E.O: Müzik aletleri müzikten muaftır.

-İnsanın nasıl bir tınısı, sesi var?

E.O: İnsanın kendisi müziktir. Hem enstrümandır hem de müziğin kendisidir. Biz konuşuyoruz ama enstrüman konuşamaz. Zaten müzik aletlerinin felsefi tarifi onun üzerindeki becerinin insanın konuşma düzeyine ulaşabilmesidir. Bu çaba egosantrik bir çabadır ama “adam aleti konuşturuyor” denir ya o yüzeysel bir tarif olsa da müzik aletlerinin hedefi insan sesine ulaşabilmektir. Bu mümkün değil ama çaba bu. Müziği üreten de, tasarlayan da, yok eden de insanın kendisi.
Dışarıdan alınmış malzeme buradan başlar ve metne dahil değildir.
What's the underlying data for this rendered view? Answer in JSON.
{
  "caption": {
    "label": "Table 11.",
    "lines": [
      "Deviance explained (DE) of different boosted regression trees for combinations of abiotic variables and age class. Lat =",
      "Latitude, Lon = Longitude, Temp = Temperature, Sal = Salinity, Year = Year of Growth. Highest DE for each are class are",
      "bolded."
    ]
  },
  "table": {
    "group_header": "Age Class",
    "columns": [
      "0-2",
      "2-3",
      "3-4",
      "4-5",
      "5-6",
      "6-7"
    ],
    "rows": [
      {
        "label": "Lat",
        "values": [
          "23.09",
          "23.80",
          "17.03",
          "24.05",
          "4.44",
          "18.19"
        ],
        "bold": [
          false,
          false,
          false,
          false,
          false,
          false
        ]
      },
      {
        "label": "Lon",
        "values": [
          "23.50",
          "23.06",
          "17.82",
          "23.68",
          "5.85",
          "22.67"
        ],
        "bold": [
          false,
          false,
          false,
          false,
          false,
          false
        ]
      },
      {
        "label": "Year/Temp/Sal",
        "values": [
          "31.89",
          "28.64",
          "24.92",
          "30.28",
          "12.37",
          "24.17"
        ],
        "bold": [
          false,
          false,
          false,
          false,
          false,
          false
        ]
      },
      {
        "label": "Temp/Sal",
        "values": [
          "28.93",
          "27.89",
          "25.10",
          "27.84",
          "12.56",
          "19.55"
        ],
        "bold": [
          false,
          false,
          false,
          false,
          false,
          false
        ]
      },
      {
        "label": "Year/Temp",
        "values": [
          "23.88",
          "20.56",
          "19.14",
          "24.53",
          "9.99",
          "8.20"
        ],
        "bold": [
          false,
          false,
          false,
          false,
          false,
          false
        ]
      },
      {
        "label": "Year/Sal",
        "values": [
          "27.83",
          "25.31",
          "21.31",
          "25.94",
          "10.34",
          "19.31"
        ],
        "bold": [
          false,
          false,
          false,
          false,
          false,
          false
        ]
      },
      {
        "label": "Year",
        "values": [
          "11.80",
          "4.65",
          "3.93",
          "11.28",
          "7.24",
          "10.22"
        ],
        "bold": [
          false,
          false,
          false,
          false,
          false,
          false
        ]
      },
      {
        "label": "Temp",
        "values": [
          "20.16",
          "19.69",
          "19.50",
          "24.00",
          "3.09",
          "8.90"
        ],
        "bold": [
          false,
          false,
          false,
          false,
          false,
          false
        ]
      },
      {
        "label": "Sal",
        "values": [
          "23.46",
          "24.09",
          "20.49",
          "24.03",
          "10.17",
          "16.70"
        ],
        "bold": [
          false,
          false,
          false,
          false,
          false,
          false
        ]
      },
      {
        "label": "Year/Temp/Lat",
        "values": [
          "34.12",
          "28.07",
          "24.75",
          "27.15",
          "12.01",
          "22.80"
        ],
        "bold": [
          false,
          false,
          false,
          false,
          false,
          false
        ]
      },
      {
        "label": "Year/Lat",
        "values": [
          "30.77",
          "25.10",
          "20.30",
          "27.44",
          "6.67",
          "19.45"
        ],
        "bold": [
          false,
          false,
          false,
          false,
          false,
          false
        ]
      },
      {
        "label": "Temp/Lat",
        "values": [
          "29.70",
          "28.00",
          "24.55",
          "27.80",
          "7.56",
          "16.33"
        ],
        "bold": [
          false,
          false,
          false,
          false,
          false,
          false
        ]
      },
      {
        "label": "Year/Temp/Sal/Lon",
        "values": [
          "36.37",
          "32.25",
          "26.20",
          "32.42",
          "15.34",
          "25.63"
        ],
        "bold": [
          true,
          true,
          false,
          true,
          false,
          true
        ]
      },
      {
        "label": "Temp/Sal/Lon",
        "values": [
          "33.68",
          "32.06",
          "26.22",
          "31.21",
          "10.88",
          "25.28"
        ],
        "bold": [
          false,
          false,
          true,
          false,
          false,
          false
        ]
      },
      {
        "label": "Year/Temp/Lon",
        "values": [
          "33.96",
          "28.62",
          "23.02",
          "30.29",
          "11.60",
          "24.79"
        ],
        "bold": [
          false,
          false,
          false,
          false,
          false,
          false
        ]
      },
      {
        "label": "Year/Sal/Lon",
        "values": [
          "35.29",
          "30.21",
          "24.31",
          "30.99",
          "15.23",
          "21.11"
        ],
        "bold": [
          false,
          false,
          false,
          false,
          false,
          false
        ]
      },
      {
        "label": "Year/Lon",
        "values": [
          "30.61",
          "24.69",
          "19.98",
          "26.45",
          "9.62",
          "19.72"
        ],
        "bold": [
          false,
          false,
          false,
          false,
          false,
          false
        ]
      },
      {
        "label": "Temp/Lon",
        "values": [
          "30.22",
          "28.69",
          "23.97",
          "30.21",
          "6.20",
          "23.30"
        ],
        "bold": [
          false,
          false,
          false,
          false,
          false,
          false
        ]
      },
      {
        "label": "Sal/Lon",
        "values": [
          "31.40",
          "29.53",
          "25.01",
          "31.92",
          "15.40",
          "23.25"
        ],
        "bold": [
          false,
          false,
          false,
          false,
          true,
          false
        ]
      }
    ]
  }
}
-İnsanın sesi enstrümanın sesinden daha mı kıymetli?

E.O: Evet. Çünkü müzik aletleri insanın sesine ulaşmaya çalışırlar. Ben müziğe çok değer veriyorum, o yüzden böyle konuşuyorum. Mükemmelliyetçi bir yaklaşım içindeyim. Bu halim beni her zaman rahatsız ediyor.

-Zorlu PSM’deki konserinizi izlediğimde seyirciye “çok sessizsiniz” dediniz. Bu seyircinin sessizliğine sitem miydi?

E.O: O sitem değildi. Destekleme açısından söyledim. Sessiz olmalarının farkına varıldığının teyidiydi. Genelde konserlerde seyirciyi yoklarım. Seyirciler de bize değer verdikleri için sessiz durduklarını ifade ederler. Hatta sessizlik bizim için ilaç. Sessizlik de müziğin bir tarifidir. Müzik, ses ve sessizliktir. Bir yarısı ses diğer yarısı sessizliktir müziğin. Bunun birleşimi müziği oluşturur. İnsanlar topluluk olarak sessiz olduğunda orada çok büyük bir enerji oluşur. Seyirci sessiz durarak müziğe katılmış oluyor. Hatta seyirci sessiz kalarak müzik yapmış oluyor. Sahnede ses çıkaranlar ile sessiz duran seyirci birlikte müzik yapmış oluyor.